Welcome to our new weekly segment called, “How I Do History”!
As history lovers we all have a passion for the past, but not everyone has a degree in history. It got us thinking – wouldn’t it be fun to learn what people actually did with their history degree?
Today, I’d like to introduce to you, Amanda Thompson.
Throughout my career journey as a Historian for non-profit museums, the National Park Service and now owning my own consulting agency, I have “done History” in many ways. In this current job climate it is so important to be able to rely on the many skills that I learned through my B.A in History, however, I feel as if this degree has benefitted me in conjunction with my degree in Communications and Museum Studies.
I was lucky enough to know exactly what I wanted to be when I grew up—a Historian at Pearl Harbor. I attended California State University, Long Beach and geared my degree toward that future. I specialized in Oral Histories and found that my passion for history was really a passion for people.
Throughout my career, I have learned that a historian’s job can be widely interpreted depending on where and for whom you work. When I was hired as the Staff Historian at the Pearl Harbor National Memorial in 2010, I not only did the obvious duties of exhibit design, museum management, oral history collection and training interpretive staff, I was also appointed Public Affairs Officer, and coordinator for the annual commemorative events surrounding December 7. My degrees in History and Communications taught me how to gain the historical knowledge surrounding the attack on the island, but also how to effectively teach the visiting public, media and active duty military about the importance of the site.
The study of Pearl Harbor and the Pacific War often falls on military historians to relay details of battle strategy, weapons, and tactics used by both sides. As I gained confidence as a Historian, I began implementing more social and cultural history into the site and into the training I coordinated. I relied heavily on the over 800 oral histories in the museum’s collection to use first hand accounts of the battles in the Pacific. I find being able to look into someone’s eyes as they recall their life, even through a screen, tells the story much more eloquently and creates more of a human connection.
As a Historian for the National Park Service at such a well-known military base, I also “did” history by working closely with the active duty military on the island. Oahu is unique in that it hosts all five branches of the military and the history and traditions of those branches are echoed still throughout the island. Base commanders rely heavily on the National Park Service to teach and relay the importance of the military to not only the service members stationed there, but to the locals as well. As a military spouse, this was one of my favorite parts of the job and greatest honors of my life.
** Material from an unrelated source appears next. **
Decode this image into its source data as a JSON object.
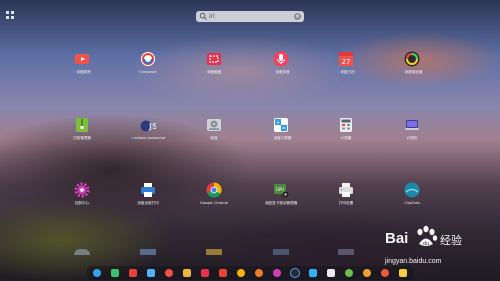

As with most military families, we moved away from the island in 2015 and I was faced with reexamining how both my education and experience could translate into another job opportunity this time in San Diego, California. I worked for the USS Midway Museum as an event manager, and for the Armed Services YMCA as a program coordinator for wounded veterans. Each position required me to call on what I had learned in my previous job and allowed me the opportunity to teach people the importance of preserving history especially for those of the Greatest Generation.
In 2018, I felt confident enough in my abilities to begin consulting for an organization that I had worked closely with in the past and had a connection to my Pearl Harbor dream job. Pacific Historic Parks, the cooperating association to the Pearl Harbor National Memorial, contracted me to manage and grow their oral history collection. I travelled around the United States interviewing Pearl Harbor Survivors and Pacific War veterans and added their stories to the vast collection. I also organized, digitized and created a digital portal to provide public access to the interviews, some of which had never been seen by the families. As the oral history collection became easier to maintain, I was also asked to become a regular contributor to their quarterly journal, consult on digital engagement for donors and create digital and social media content for the organization.
Since Covid-19 shut down many museums and organizations, my business did take a hit as did many others. However in June 2020, I used the opportunity to officially launch Thompson Consulting and since then have gained several clients. I focus on exhibit design, oral history collection management, interpretive program development and storytelling, both in film and television. Currently, I am working with a military organization on an exhibit design for a temporary space in a major museum as well as working as a research and oral history consultant on a documentary film on the Philippines Campaign during WWII. The pandemic has allowed me to once again, reexamine my education and experience and seek consulting opportunities that I can be passionate about. I draw upon my research and writing skills the most within my current position and rely heavily on what I learned in the Museum Studies field. I am constantly examining exhibits, keeping up with the latest oral history trends and connecting with others in the museum and history field to ensure that I am continuing to preserve history in the most efficient, engaging and unique ways.
For anyone looking to get into the History field, I highly encourage a double major or minoring in a field like Communications. It has been so beneficial for me to be able to communicate effectively what I am writing about in journals and essays. The greatest advice I learned early on in my career was to be able to pivot and network within this field so that opportunities are never far away.
Building my resume and gaining education and experience along the way has provided me the opportunity and confidence to become an entrepreneur in the history field. Doing history has looked like many things for me, but it all comes down to preserving the stories of people and sharing those stories with the world. Now, as the owner of Thompson Consulting, I am able to focus on this passion and use my skills to promote the importance of those who served our country.